暗河传25:伺花
青栩跪坐在柔软的床榻上,裙摆散开如绽放的牡丹。
身后的人凑得极近,炙热的呼吸打在肌肤上,叫她颤抖得厉害。
青栩:“你住手,苏昌河,会被发现的。”
这狗东西怎么不分时间场合的?
苏昌河:“大小姐是怕被发现......还是怕我被琅琊王杀了?”
苏昌河的手掌握着她的脖颈,另一手禁锢着她的腰身,让她贴着自己,看着她因紧张而攥紧床褥的手,眼底漾着戏谑,低下头咬着衣领,将其扯开。
苏昌河:“大小姐不是来报仇的吗?怎么还没从前豁得出去了,难不成是萧若风教的太好,还是说大小姐攀上了他,不屑用从前那般拙劣的手段?”
苏昌河冷笑,语气中满是恶意的揣测,全然不顾对方会作何反应。
#青栩:“苏昌河,你别乱说,污蔑我和萧若风的清白,信不信我杀了你。”
青栩被他这副无赖模样气得心口发堵,偏生武功不敌他,连推开他的力气都欠奉。
苏昌河:“那你杀好了,不过在我死之前,让我做一回大小姐的入幕之宾如何?”
牡丹花下死做鬼也风流,他倒是想尝尝,这朵牡丹花的滋味。
青栩被他这过分轻挑的话刺激得一恼,抬手拔下头上的簪子,反手抵在他的脖颈上:
#青栩:“我让你滚,听见没有。
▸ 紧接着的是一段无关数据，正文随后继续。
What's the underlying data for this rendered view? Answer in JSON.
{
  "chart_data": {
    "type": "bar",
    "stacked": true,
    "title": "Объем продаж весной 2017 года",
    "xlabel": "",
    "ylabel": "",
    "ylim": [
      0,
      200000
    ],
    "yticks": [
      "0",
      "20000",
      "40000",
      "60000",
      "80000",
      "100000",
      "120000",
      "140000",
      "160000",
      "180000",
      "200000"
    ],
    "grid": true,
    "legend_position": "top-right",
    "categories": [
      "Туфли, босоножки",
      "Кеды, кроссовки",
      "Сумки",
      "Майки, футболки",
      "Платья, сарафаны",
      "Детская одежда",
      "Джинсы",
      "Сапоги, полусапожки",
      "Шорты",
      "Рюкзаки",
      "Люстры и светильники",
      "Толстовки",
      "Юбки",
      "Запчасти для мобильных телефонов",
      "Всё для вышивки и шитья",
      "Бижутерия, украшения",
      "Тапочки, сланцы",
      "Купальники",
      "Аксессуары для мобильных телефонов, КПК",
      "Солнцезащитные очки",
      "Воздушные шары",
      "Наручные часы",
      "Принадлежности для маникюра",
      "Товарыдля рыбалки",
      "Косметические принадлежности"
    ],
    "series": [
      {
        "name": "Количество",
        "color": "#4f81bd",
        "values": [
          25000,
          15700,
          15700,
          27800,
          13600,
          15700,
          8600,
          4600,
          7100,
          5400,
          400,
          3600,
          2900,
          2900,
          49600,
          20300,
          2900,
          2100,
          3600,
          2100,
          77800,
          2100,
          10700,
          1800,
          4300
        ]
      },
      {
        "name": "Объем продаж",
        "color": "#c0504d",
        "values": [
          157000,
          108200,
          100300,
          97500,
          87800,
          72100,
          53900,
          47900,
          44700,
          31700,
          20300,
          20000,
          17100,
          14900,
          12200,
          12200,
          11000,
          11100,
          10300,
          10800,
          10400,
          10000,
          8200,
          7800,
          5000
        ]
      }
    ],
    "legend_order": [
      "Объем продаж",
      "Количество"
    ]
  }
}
”
她的声音带着怒气,浑身都在发抖。
苏昌河:“滚?大小姐这副模样,当真要让我滚?”
苏昌河仿佛听不懂人话,又或者说是有恃无恐,笃定青栩不会杀他,以至于指尖越发肆无忌惮,不知不觉间,染了晶莹的颜色。
青栩的肌肤泛着粉,腰肢一软,靠在他的怀里,仿佛有电流在周身乱窜。
发簪落在一旁,长发如瀑,垂落身后。
苏昌河的鼻尖在她的发间轻轻蹭了蹭,嗤笑一声:
苏昌河:“你想要报仇,我可以帮你找出当年让暗河出手之人,作为交换,大小姐往后,能不能对我态度好点,稍微......温柔一点。”
青栩:“你......做梦。”
感受着她仿佛气急了轻颤着的身体,苏昌河的瞳孔微微一缩,视线落在她嫣红紧咬的唇瓣上,逐渐变得幽邃。
她的这张嘴还真是不怎么讨喜。
青栩羞恼至极,瘫软在他怀里,比花娇的脸上,遍生红霞,意识也略有些混沌,指间下意识地揪着苏昌河的衣裳,脸上生理性的眼泪滚落,咬着唇带着几分无意识的哀求。
听见房间外传来几多脚步声,苏昌河警惕地屏息,关注着门外的动静,视线却落在青栩脸上。
他轻笑着将人扶在臂弯,低头凑近她的脸,一下一下地,吻去她脸上的泪痕:
苏昌河:“娇花嫩蕊,不胜怜惜,往后还有更激烈的,大小姐这样可不行。”
青栩原还剩几分理智,被他这番话气得火冒三丈,挣扎着从他怀中起身,抬手甩了他一巴掌,只可惜眼下浑身没甚力气,胸口剧烈起伏,羞恼得眼尾通红。
苏昌河偏着脑袋,嘴角勾起一抹邪笑,怎么生气的模样,也如此可怜又可爱的。
他扭过头,指尖转而抚上她泛红的眼尾,温热的触感让青栩猛地一颤,眼泪流得越发汹涌。
苏昌河:“别哭,不欺负你了,我该走了,等我回来,到时候带你去查背后之人。”
他一边安抚青栩,一边帮她理好凌乱的衣衫,随后又掏出绢帕,为她擦干净脸上的泪痕。
苏昌河:“既然招惹了我,就要付出代价。别想着再故技重施,否则我真的会,废了你的武功,又或者......打断你的腿,让你永远留在我身边。”
青栩空白的意识方才收拢,倚在枕上,呼吸凌乱,便听见他语气森冷,一字一顿地警告自己。
青栩:“同样的手段伎俩,用一次也就够了。”
青栩就差被他烦死了,这不要脸的狗东西,就是来克她的吧?
假死什么的,多来两次就没意思了。